50 Years Ago

By and large the effect of automization is to reduce severely the demand for unskilled and semi-skilled workers and to increase sharply the need for skilled workers ... This trend is surely to be welcomed. Repetition work is an insult to the people who have to do it. It treats them as less than human. It is not surprising if it often turns them into something less than human. If you make a man spend eight hours a day in which he has nothing to ... exercise his mental powers on, is it surprising that he is incapable of exercising those powers in his leisure time and must spend it watching television or wrecking a dance hall? Automation offers the prospect of giving every man and woman a job that is interesting and worth doing in itself, a job requiring initiative or creative thought.
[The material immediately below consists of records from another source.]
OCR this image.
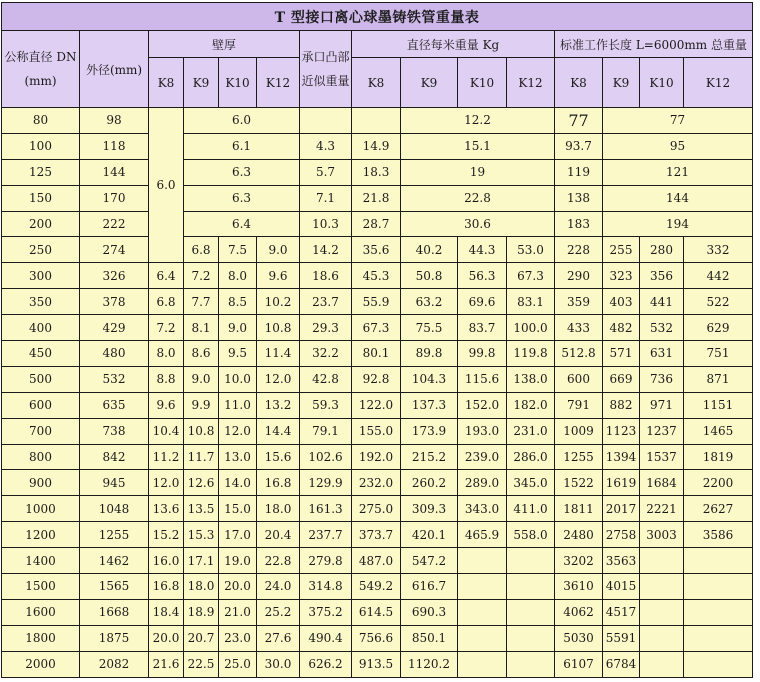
T 型接口离心球墨铸铁管重量表														
公称直径 DN (mm)	外径(mm)	壁厚				承口凸部近似重量	直径每米重量 Kg				标准工作长度 L=6000mm 总重量			
		K8	K9	K10	K12		K8	K9	K10	K12	K8	K9	K10	K12
80	98	6.0	6.0					12.2			77	77		
100	118		6.1			4.3	14.9	15.1			93.7	95		
125	144		6.3			5.7	18.3	19			119	121		
150	170		6.3			7.1	21.8	22.8			138	144		
200	222		6.4			10.3	28.7	30.6			183	194		
250	274		6.8	7.5	9.0	14.2	35.6	40.2	44.3	53.0	228	255	280	332
300	326	6.4	7.2	8.0	9.6	18.6	45.3	50.8	56.3	67.3	290	323	356	442
350	378	6.8	7.7	8.5	10.2	23.7	55.9	63.2	69.6	83.1	359	403	441	522
400	429	7.2	8.1	9.0	10.8	29.3	67.3	75.5	83.7	100.0	433	482	532	629
450	480	8.0	8.6	9.5	11.4	32.2	80.1	89.8	99.8	119.8	512.8	571	631	751
500	532	8.8	9.0	10.0	12.0	42.8	92.8	104.3	115.6	138.0	600	669	736	871
600	635	9.6	9.9	11.0	13.2	59.3	122.0	137.3	152.0	182.0	791	882	971	1151
700	738	10.4	10.8	12.0	14.4	79.1	155.0	173.9	193.0	231.0	1009	1123	1237	1465
800	842	11.2	11.7	13.0	15.6	102.6	192.0	215.2	239.0	286.0	1255	1394	1537	1819
900	945	12.0	12.6	14.0	16.8	129.9	232.0	260.2	289.0	345.0	1522	1619	1684	2200
1000	1048	13.6	13.5	15.0	18.0	161.3	275.0	309.3	343.0	411.0	1811	2017	2221	2627
1200	1255	15.2	15.3	17.0	20.4	237.7	373.7	420.1	465.9	558.0	2480	2758	3003	3586
1400	1462	16.0	17.1	19.0	22.8	279.8	487.0	547.2			3202	3563		
1500	1565	16.8	18.0	20.0	24.0	314.8	549.2	616.7			3610	4015		
1600	1668	18.4	18.9	21.0	25.2	375.2	614.5	690.3			4062	4517		
1800	1875	20.0	20.7	23.0	27.6	490.4	756.6	850.1			5030	5591		
2000	2082	21.6	22.5	25.0	30.0	626.2	913.5	1120.2			6107	6784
Surely that is as desirable an object as providing a higher standard of material living.

From Nature 22 June 1963

100 Years Ago

After expressing his admiration for the character of Wilbur Wright ... the lecturer considered the resemblance and differences of the manufactured aëroplane and the living bird. The resemblance may be simply the result of copying the bird, or it may be that similar designs have been arrived at independently by birds and men ... These resemblances are remarkable, but there are great differences ... No flying animal uses a continuously rotating propeller to drive him forward on soaring wings, and it is perhaps scarcely too much to say that if birds only knew how, they would now copy the Wright brothers. Muscular action and the circulation of the blood, however, put supreme difficulties in the way of the development of the continuous rotation of a part of an animal.